Feature Engineering

Check Significant Association with Chi_square

This function checks for a significant association between a specified categorical feature and a binary target in a pandas DataFrame using the Chi-Square test. It returns True if there is a significant association and False if the variables are independent. The significance level for the Chi-Square test is controlled by the alpha parameter. s

significant_association_chi_square(df, column_category, column_target, alpha=0.05)

Check for significant association between a categorical feature and a binary target using the Chi-Square test.

Parameters:

df (pandas.DataFrame) – The pandas DataFrame containing the data.
column_category (str) – The name of the categorical feature column.
column_target (str) – The name of the binary target column.
alpha (float, optional, default: 0.05) – The significance level for the Chi-Square test.

Returns:

True if there is a significant association, False if the variables are independent.

Return type:

bool

Raises:

ValueError – If one or more specified columns are not found in the DataFrame.

Example

from from df_csv_excel.fe_functions import significant_association_chi_square

# Assuming 'df' is your DataFrame
result = significant_association_chi_square(df, column_category='category', column_target='target')

Calculate Jaccard similarity

get_similarity(df, column_str_1, column_str_2)

This function is to calculate Jaccard similarity scores between two specified columns in a DataFrame.

Parameters:

df (pandas.DataFrame) – The input DataFrame.
column_str_1 (str) – The name of the first column.
column_str_2 (str) – The name of the second column.

Returns:

An array of Jaccard similarity scores.

Return type:

numpy.ndarray

Raises:

ValueError – If the DataFrame is empty or if one or more specified columns are not found.

Example:

from df_csv_excel.fe_functions import get_similarity

score = get_similarity(df, column_str_1='column1', column_str_2='column2')

Note

The Jaccard similarity is calculated by comparing the unique values in the specified columns. It is a measure of the similarity between the sets of values in the two columns. A score of 0 indicates no similarity, and a score of 1 indicates complete similarity.

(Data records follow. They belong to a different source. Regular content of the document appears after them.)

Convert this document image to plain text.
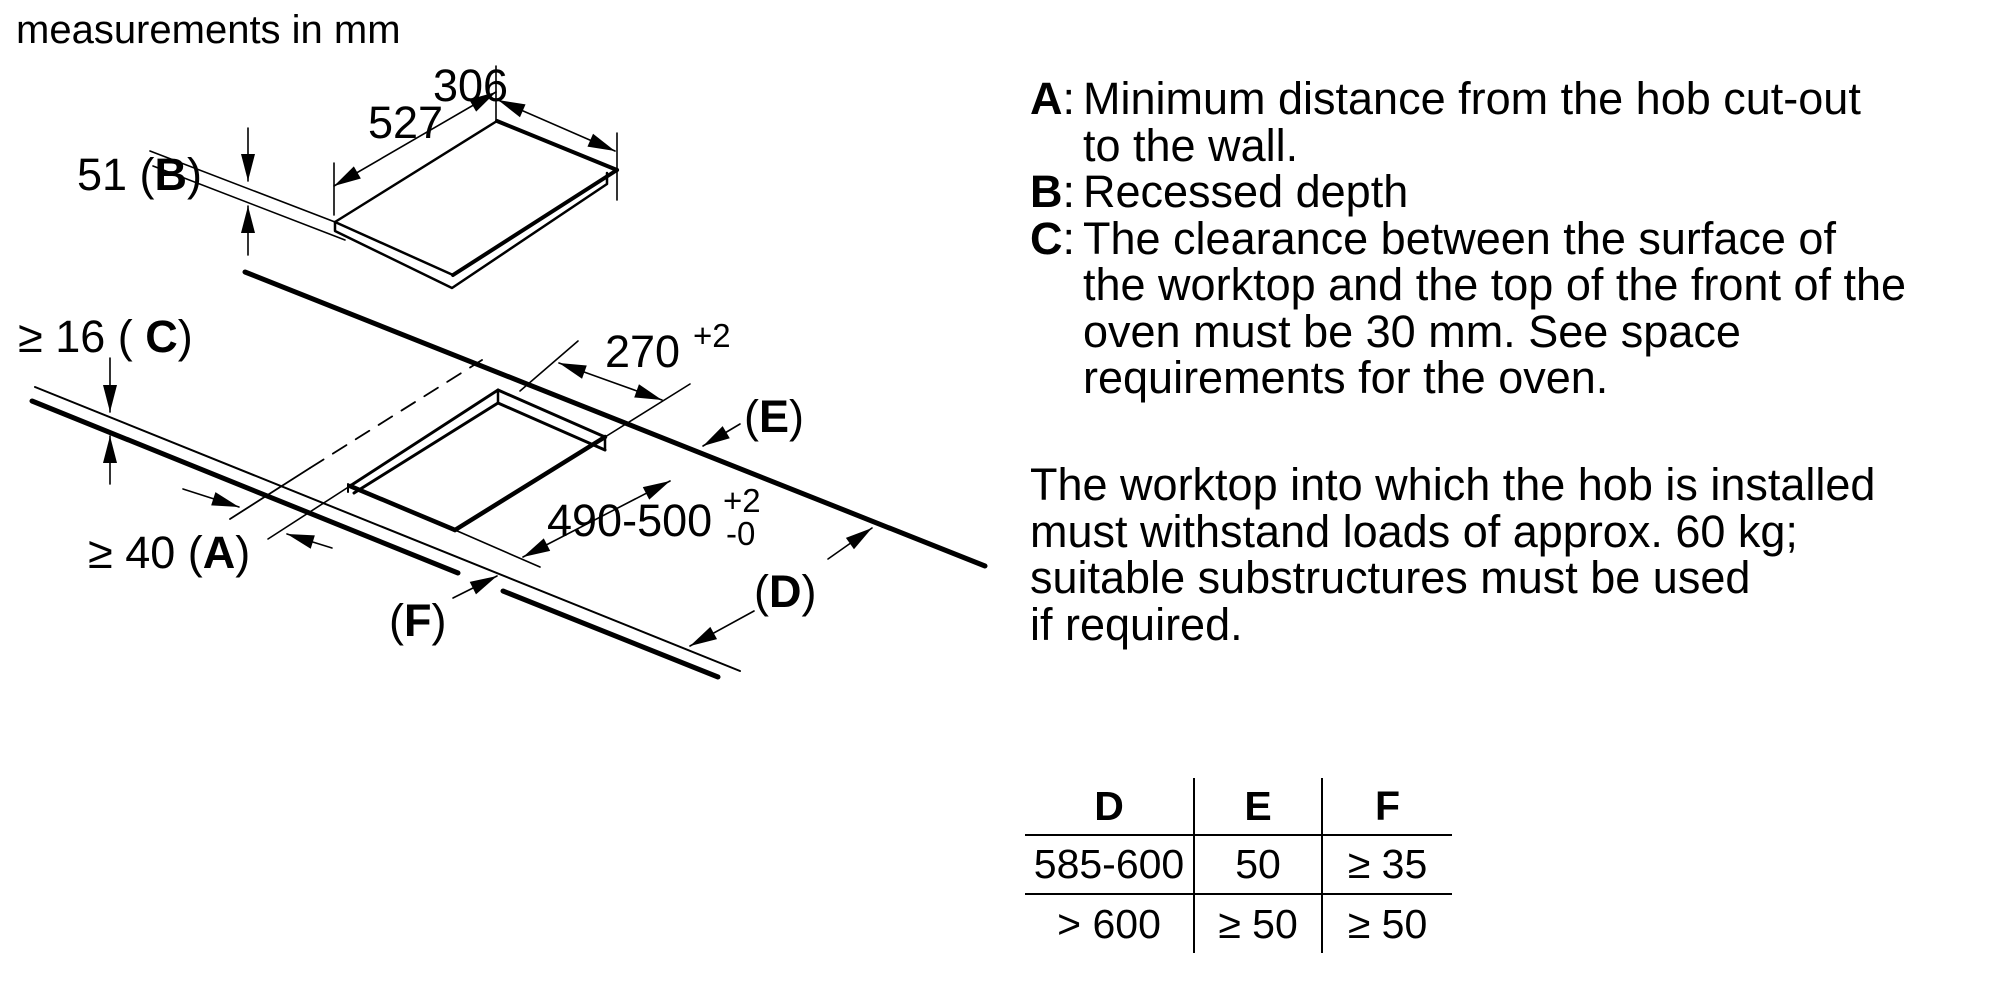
measurements in mm
527
306
51 (B)
≥ 16 ( C)
≥ 40 (A)
270 +2
490-500 +2
-0
(E)
(D)
(F)
A: Minimum distance from the hob cut-out
to the wall.
B: Recessed depth
C: The clearance between the surface of
the worktop and the top of the front of the
oven must be 30 mm. See space
requirements for the oven.
The worktop into which the hob is installed
must withstand loads of approx. 60 kg;
suitable substructures must be used
if required.
D	E	F
585-600	50	≥ 35
> 600	≥ 50	≥ 50
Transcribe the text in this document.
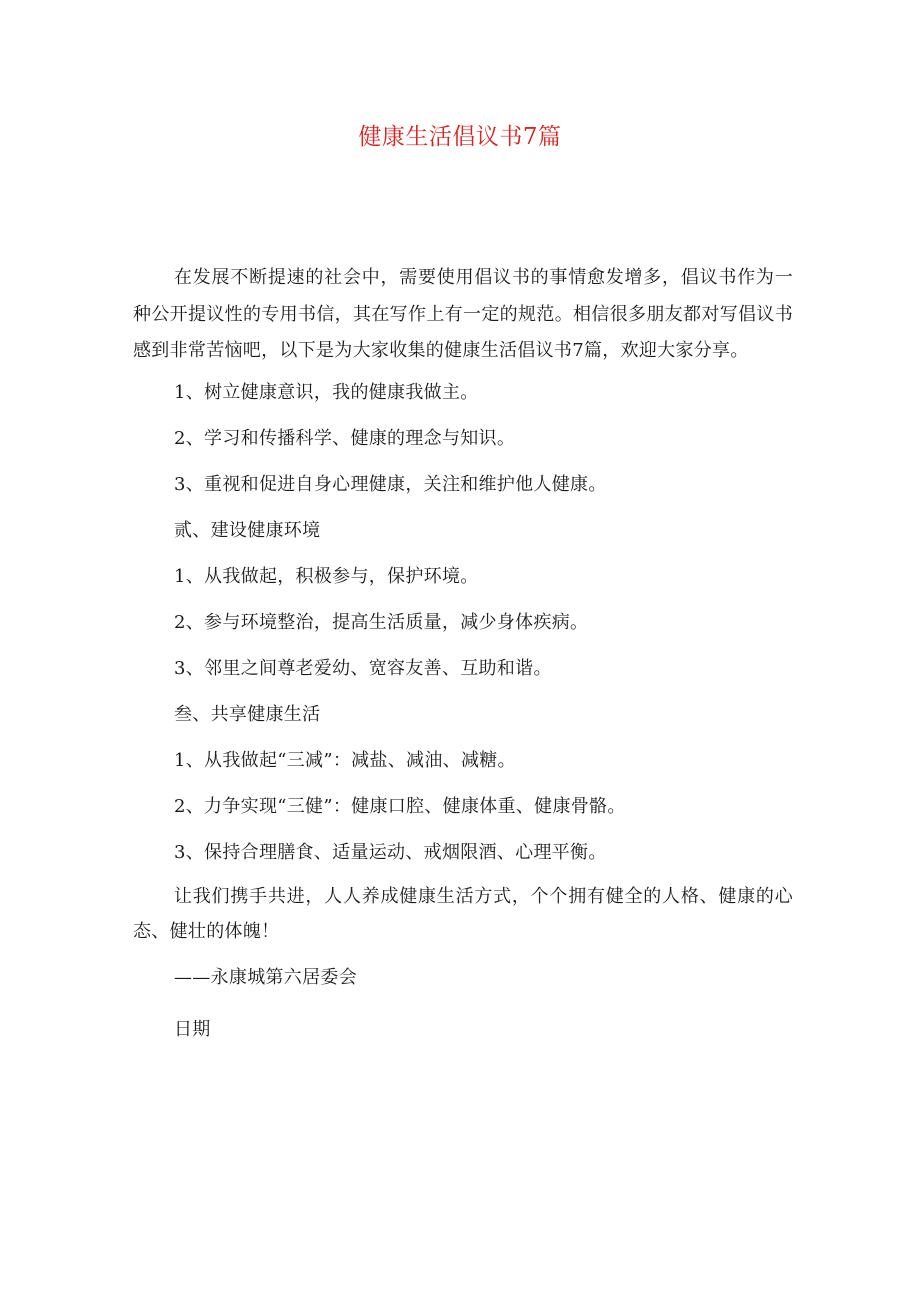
健康生活倡议书7篇

在发展不断提速的社会中，需要使用倡议书的事情愈发增多，倡议书作为一种公开提议性的专用书信，其在写作上有一定的规范。相信很多朋友都对写倡议书感到非常苦恼吧，以下是为大家收集的健康生活倡议书7篇，欢迎大家分享。

1、树立健康意识，我的健康我做主。

2、学习和传播科学、健康的理念与知识。

3、重视和促进自身心理健康，关注和维护他人健康。

贰、建设健康环境

1、从我做起，积极参与，保护环境。

2、参与环境整治，提高生活质量，减少身体疾病。

3、邻里之间尊老爱幼、宽容友善、互助和谐。

叁、共享健康生活

1、从我做起“三减”：减盐、减油、减糖。

2、力争实现“三健”：健康口腔、健康体重、健康骨骼。

3、保持合理膳食、适量运动、戒烟限酒、心理平衡。

让我们携手共进，人人养成健康生活方式，个个拥有健全的人格、健康的心态、健壮的体魄！

——永康城第六居委会

日期
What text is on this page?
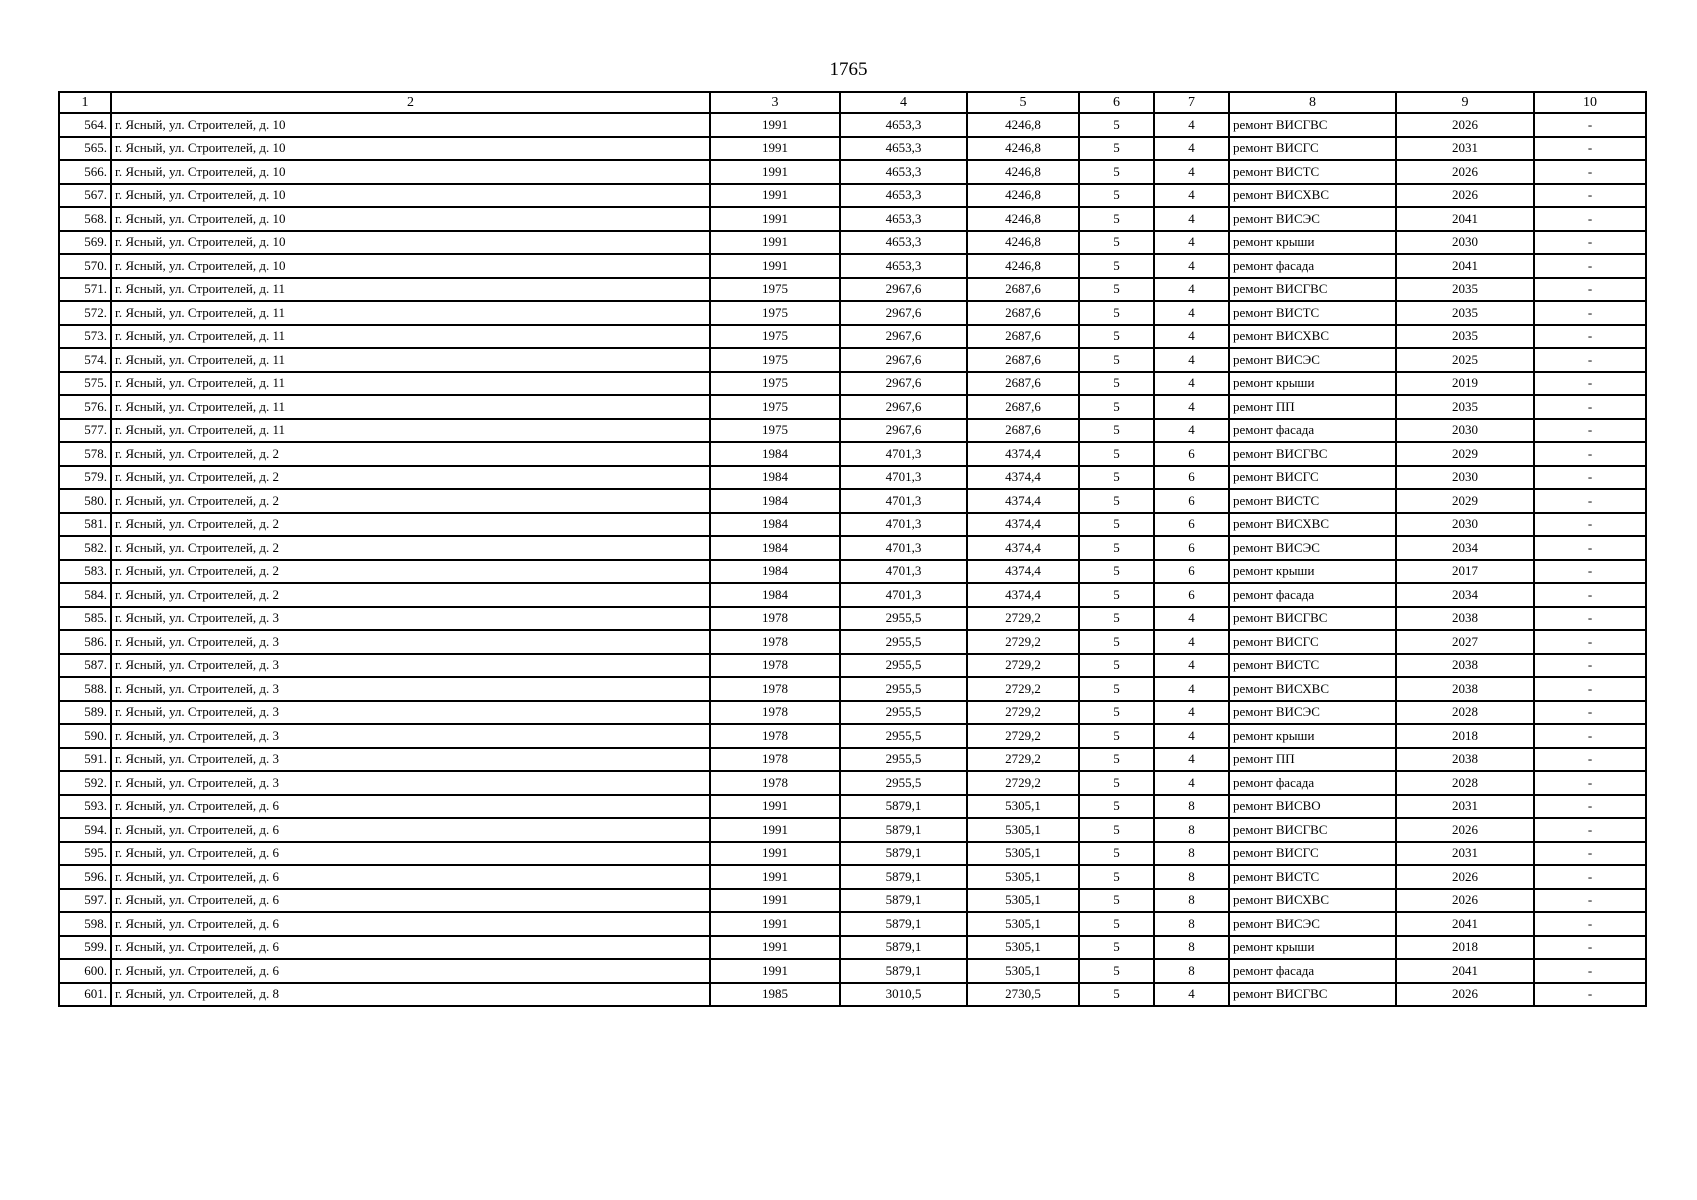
1765
1	2	3	4	5	6	7	8	9	10
564.	г. Ясный, ул. Строителей, д. 10	1991	4653,3	4246,8	5	4	ремонт ВИСГВС	2026	-
565.	г. Ясный, ул. Строителей, д. 10	1991	4653,3	4246,8	5	4	ремонт ВИСГС	2031	-
566.	г. Ясный, ул. Строителей, д. 10	1991	4653,3	4246,8	5	4	ремонт ВИСТС	2026	-
567.	г. Ясный, ул. Строителей, д. 10	1991	4653,3	4246,8	5	4	ремонт ВИСХВС	2026	-
568.	г. Ясный, ул. Строителей, д. 10	1991	4653,3	4246,8	5	4	ремонт ВИСЭС	2041	-
569.	г. Ясный, ул. Строителей, д. 10	1991	4653,3	4246,8	5	4	ремонт крыши	2030	-
570.	г. Ясный, ул. Строителей, д. 10	1991	4653,3	4246,8	5	4	ремонт фасада	2041	-
571.	г. Ясный, ул. Строителей, д. 11	1975	2967,6	2687,6	5	4	ремонт ВИСГВС	2035	-
572.	г. Ясный, ул. Строителей, д. 11	1975	2967,6	2687,6	5	4	ремонт ВИСТС	2035	-
573.	г. Ясный, ул. Строителей, д. 11	1975	2967,6	2687,6	5	4	ремонт ВИСХВС	2035	-
574.	г. Ясный, ул. Строителей, д. 11	1975	2967,6	2687,6	5	4	ремонт ВИСЭС	2025	-
575.	г. Ясный, ул. Строителей, д. 11	1975	2967,6	2687,6	5	4	ремонт крыши	2019	-
576.	г. Ясный, ул. Строителей, д. 11	1975	2967,6	2687,6	5	4	ремонт ПП	2035	-
577.	г. Ясный, ул. Строителей, д. 11	1975	2967,6	2687,6	5	4	ремонт фасада	2030	-
578.	г. Ясный, ул. Строителей, д. 2	1984	4701,3	4374,4	5	6	ремонт ВИСГВС	2029	-
579.	г. Ясный, ул. Строителей, д. 2	1984	4701,3	4374,4	5	6	ремонт ВИСГС	2030	-
580.	г. Ясный, ул. Строителей, д. 2	1984	4701,3	4374,4	5	6	ремонт ВИСТС	2029	-
581.	г. Ясный, ул. Строителей, д. 2	1984	4701,3	4374,4	5	6	ремонт ВИСХВС	2030	-
582.	г. Ясный, ул. Строителей, д. 2	1984	4701,3	4374,4	5	6	ремонт ВИСЭС	2034	-
583.	г. Ясный, ул. Строителей, д. 2	1984	4701,3	4374,4	5	6	ремонт крыши	2017	-
584.	г. Ясный, ул. Строителей, д. 2	1984	4701,3	4374,4	5	6	ремонт фасада	2034	-
585.	г. Ясный, ул. Строителей, д. 3	1978	2955,5	2729,2	5	4	ремонт ВИСГВС	2038	-
586.	г. Ясный, ул. Строителей, д. 3	1978	2955,5	2729,2	5	4	ремонт ВИСГС	2027	-
587.	г. Ясный, ул. Строителей, д. 3	1978	2955,5	2729,2	5	4	ремонт ВИСТС	2038	-
588.	г. Ясный, ул. Строителей, д. 3	1978	2955,5	2729,2	5	4	ремонт ВИСХВС	2038	-
589.	г. Ясный, ул. Строителей, д. 3	1978	2955,5	2729,2	5	4	ремонт ВИСЭС	2028	-
590.	г. Ясный, ул. Строителей, д. 3	1978	2955,5	2729,2	5	4	ремонт крыши	2018	-
591.	г. Ясный, ул. Строителей, д. 3	1978	2955,5	2729,2	5	4	ремонт ПП	2038	-
592.	г. Ясный, ул. Строителей, д. 3	1978	2955,5	2729,2	5	4	ремонт фасада	2028	-
593.	г. Ясный, ул. Строителей, д. 6	1991	5879,1	5305,1	5	8	ремонт ВИСВО	2031	-
594.	г. Ясный, ул. Строителей, д. 6	1991	5879,1	5305,1	5	8	ремонт ВИСГВС	2026	-
595.	г. Ясный, ул. Строителей, д. 6	1991	5879,1	5305,1	5	8	ремонт ВИСГС	2031	-
596.	г. Ясный, ул. Строителей, д. 6	1991	5879,1	5305,1	5	8	ремонт ВИСТС	2026	-
597.	г. Ясный, ул. Строителей, д. 6	1991	5879,1	5305,1	5	8	ремонт ВИСХВС	2026	-
598.	г. Ясный, ул. Строителей, д. 6	1991	5879,1	5305,1	5	8	ремонт ВИСЭС	2041	-
599.	г. Ясный, ул. Строителей, д. 6	1991	5879,1	5305,1	5	8	ремонт крыши	2018	-
600.	г. Ясный, ул. Строителей, д. 6	1991	5879,1	5305,1	5	8	ремонт фасада	2041	-
601.	г. Ясный, ул. Строителей, д. 8	1985	3010,5	2730,5	5	4	ремонт ВИСГВС	2026	-
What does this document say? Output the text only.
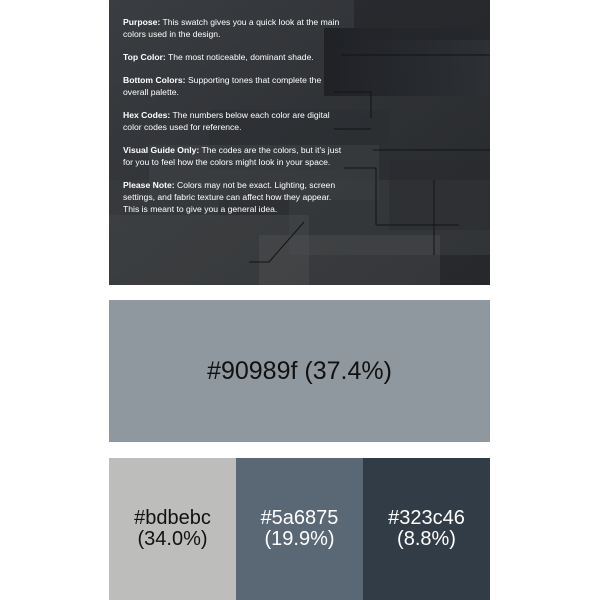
Purpose: This swatch gives you a quick look at the main colors used in the design.

Top Color: The most noticeable, dominant shade.

Bottom Colors: Supporting tones that complete the overall palette.

Hex Codes: The numbers below each color are digital color codes used for reference.

Visual Guide Only: The codes are the colors, but it's just for you to feel how the colors might look in your space.

Please Note: Colors may not be exact. Lighting, screen settings, and fabric texture can affect how they appear. This is meant to give you a general idea.

#90989f (37.4%)
#bdbebc
(34.0%)
#5a6875
(19.9%)
#323c46
(8.8%)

Calculate Information Value (IV)

calculate_iv(data, feature, target, custom_bins=None)

This function calculates the Information Value (IV) for a given feature in a binary classification task.

Parameters:

data (pandas.DataFrame) – DataFrame containing the feature and target columns.
feature (str) – Name of the feature column.
target (str) – Name of the target column.
custom_bins (list or array, optional) – Custom bin edges for discretizing the feature. If None, automatic binning is used.

Returns:

Information Value (IV) for the feature, pivot table, and a bar chart.

Return type:

Tuple[float, pandas.DataFrame, matplotlib.pyplot]

Raises:

ValueError – If the DataFrame is empty or if one or more specified columns are not found.

This function discretizes the continuous feature into bins, calculates Weight of Evidence (WoE) and IV, and returns the overall IV.

The formula for IV is:

\[IV = \sum_{i} \left( \text{WoE}_i \cdot (\text{good\_percentage}_i - \text{bad\_percentage}_i) \right)\]

where WoE (Weight of Evidence) is given by:

\[\text{WoE}_i = \ln\left(\frac{\text{good\_percentage}_i + \epsilon}{\text{bad\_percentage}_i + \epsilon}\right)\]

and (epsilon) is a small constant added to avoid division by zero.

The IV indicates the predictive power of the feature:

IV < 0.02: Weak predictor

0.02 <= IV < 0.1: Medium predictor

IV >= 0.1: Strong predictor

Example:

from df_csv_excel.fe_functions import calculate_iv

total_iv, pivot_table, plt = calculate_iv(data, 'age', 'label', custom_bins=[0, 20, 40, 60, 80, 100])

Note

Adjust the value of num_bins based on your specific requirements and the characteristics of your data.

Warning

Ensure that the specified feature and target columns exist in the DataFrame to avoid errors.

The function also returns a pivot table containing counts and percentages for each bin and target label, as well as a bar chart visualizing the counts for each bin and label.